Common connection string fixes:

# Wrong: Missing protocol
--conn "user:pass@host:3306/database"
# Right: Include protocol
--conn "mysql://user:pass@host:3306/database"

# Wrong: Incorrect port for PostgreSQL
--conn "postgresql://user:pass@host:3306/database"
# Right: Use PostgreSQL default port
--conn "postgresql://user:pass@host:5432/database"

# Wrong: Relative path issues
--conn "data/file.csv"
# Right: Use absolute path
--conn "/full/path/to/data/file.csv"

Type Conversion Errors

Debug type conversion issues:

# Check what types are detected
vlite schema --conn data.csv --rules schema.json --verbose

# Test conversion with smaller sample
vlite schema --conn data.csv --rules schema.json --sample-size 100

Common type conversion fixes:

// Wrong: Impossible conversion
{
  "field": "description",
  "type": "string",
  "desired_type": "integer"  // Text cannot become numbers
}

// Right: Reasonable conversion
{
  "field": "description",
  "type": "string(1000)",
  "desired_type": "string(500)"  // Truncate long text
}

// Wrong: Invalid precision/scale
{
  "field": "amount",
  "type": "string",
  "desired_type": "float(2,10)"  // Scale > precision
}

// Right: Valid precision/scale
{
  "field": "amount",
  "type": "string",
  "desired_type": "float(12,2)"  // Precision > scale
}

Handle problematic data:

# Script to identify problematic records
import json

with open('validation_results.json') as f:
    results = json.load(f)

for result in results['results']:
    if result['rule_type'] == 'DESIRED_TYPE' and result['status'] == 'FAILED':
        print(f"Field: {result['column']}")
        print(f"Conversion: {result['current_type']}{result['desired_type']}")
        print(f"Failed: {result['failed_count']}/{result['total_count']}")

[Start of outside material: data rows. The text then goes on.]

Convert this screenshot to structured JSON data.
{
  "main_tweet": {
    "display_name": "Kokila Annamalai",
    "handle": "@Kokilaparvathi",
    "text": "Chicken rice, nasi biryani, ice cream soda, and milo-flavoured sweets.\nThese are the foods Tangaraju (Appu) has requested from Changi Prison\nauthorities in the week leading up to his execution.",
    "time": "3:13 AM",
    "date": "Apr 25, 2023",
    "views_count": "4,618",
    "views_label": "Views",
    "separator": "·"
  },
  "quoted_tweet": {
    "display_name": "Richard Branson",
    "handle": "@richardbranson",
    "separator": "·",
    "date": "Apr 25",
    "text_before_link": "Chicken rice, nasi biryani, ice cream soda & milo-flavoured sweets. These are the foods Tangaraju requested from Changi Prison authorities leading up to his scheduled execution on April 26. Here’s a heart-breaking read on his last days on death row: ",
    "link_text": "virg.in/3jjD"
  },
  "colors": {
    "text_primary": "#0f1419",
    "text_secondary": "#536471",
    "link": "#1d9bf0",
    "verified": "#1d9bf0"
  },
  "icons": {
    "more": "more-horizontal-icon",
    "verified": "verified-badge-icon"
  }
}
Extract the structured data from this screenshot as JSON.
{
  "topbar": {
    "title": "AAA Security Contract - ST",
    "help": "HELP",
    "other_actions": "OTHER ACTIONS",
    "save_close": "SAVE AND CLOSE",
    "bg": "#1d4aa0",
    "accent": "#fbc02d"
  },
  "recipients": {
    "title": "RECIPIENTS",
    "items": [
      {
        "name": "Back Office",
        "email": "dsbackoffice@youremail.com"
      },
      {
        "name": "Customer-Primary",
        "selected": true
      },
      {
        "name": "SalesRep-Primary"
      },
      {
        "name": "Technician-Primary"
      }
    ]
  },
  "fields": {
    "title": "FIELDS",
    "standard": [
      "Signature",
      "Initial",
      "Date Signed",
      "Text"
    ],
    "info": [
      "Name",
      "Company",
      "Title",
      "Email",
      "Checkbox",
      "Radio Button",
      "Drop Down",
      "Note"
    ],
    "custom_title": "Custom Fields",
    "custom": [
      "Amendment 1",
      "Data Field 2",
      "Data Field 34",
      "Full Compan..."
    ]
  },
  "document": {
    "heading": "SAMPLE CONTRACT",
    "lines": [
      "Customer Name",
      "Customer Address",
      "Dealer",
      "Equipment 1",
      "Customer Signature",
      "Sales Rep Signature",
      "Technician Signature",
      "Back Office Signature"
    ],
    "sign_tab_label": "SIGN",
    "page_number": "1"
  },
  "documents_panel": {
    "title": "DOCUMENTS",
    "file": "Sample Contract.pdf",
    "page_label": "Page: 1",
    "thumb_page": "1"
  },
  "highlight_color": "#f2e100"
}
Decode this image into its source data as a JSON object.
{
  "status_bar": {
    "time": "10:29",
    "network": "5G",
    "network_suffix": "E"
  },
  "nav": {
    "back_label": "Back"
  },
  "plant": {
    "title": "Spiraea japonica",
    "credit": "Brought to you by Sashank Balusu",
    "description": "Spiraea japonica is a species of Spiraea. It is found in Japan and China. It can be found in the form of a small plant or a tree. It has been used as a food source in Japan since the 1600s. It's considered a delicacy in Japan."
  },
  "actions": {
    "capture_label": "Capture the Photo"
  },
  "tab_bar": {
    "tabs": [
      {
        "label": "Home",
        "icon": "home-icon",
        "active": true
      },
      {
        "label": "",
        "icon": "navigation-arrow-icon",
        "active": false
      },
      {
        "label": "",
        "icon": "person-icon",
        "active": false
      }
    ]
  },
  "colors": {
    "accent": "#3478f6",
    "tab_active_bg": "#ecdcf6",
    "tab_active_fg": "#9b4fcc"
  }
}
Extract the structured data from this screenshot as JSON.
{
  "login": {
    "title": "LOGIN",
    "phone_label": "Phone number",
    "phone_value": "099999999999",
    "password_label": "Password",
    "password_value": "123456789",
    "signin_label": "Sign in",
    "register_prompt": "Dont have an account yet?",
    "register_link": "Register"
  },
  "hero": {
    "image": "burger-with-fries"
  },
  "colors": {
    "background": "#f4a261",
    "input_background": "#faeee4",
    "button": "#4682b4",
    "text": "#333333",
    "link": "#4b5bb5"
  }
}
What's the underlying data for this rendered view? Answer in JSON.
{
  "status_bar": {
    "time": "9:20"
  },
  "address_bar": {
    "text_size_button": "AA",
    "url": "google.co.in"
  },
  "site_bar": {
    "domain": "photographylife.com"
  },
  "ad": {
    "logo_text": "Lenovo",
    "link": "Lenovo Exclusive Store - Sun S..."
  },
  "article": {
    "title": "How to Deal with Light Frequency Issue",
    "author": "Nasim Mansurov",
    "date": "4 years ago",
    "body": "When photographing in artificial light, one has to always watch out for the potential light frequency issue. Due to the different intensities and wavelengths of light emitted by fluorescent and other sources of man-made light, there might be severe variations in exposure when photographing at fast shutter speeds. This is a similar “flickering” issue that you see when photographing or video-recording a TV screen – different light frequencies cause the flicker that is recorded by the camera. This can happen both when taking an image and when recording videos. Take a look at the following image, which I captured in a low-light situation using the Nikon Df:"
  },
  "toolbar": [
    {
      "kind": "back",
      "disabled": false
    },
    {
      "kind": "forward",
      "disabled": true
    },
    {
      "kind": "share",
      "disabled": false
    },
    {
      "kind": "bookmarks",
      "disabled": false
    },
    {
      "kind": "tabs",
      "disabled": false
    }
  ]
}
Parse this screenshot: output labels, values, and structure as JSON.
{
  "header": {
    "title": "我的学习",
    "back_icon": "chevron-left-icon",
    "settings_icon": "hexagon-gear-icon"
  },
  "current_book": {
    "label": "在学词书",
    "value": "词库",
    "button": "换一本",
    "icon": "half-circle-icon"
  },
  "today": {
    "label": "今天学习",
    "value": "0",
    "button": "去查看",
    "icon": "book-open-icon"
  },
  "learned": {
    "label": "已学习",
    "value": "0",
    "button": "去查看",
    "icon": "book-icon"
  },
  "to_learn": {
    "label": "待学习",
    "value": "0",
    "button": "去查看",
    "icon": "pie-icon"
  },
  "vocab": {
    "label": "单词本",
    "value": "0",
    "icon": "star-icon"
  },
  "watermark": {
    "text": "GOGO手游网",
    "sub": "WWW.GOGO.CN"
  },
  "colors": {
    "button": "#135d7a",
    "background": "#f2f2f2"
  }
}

        if 'sample_data' in result:
            print("Sample problematic values:")
            for sample in result['sample_data'][:5]:
                print(f"  Row {sample['row']}: {sample['value']}")
        print()

Get help:

# Show command help
vlite check --help
vlite schema --help

# Show version
vlite --version

# Test with minimal example
vlite check --conn /dev/null --table test --rule "not_null(id)" 2>&1

If you're still having issues, the most common problems are:

  1. Connection strings - Double-check your database connection details
  2. File paths - Use absolute paths when in doubt
  3. Type definitions - Make sure your desired_type conversions make sense
  4. JSON syntax - Validate your schema files with a JSON checker

ValidateLite is designed to give you clear error messages, so read them carefully - they usually point directly to the problem!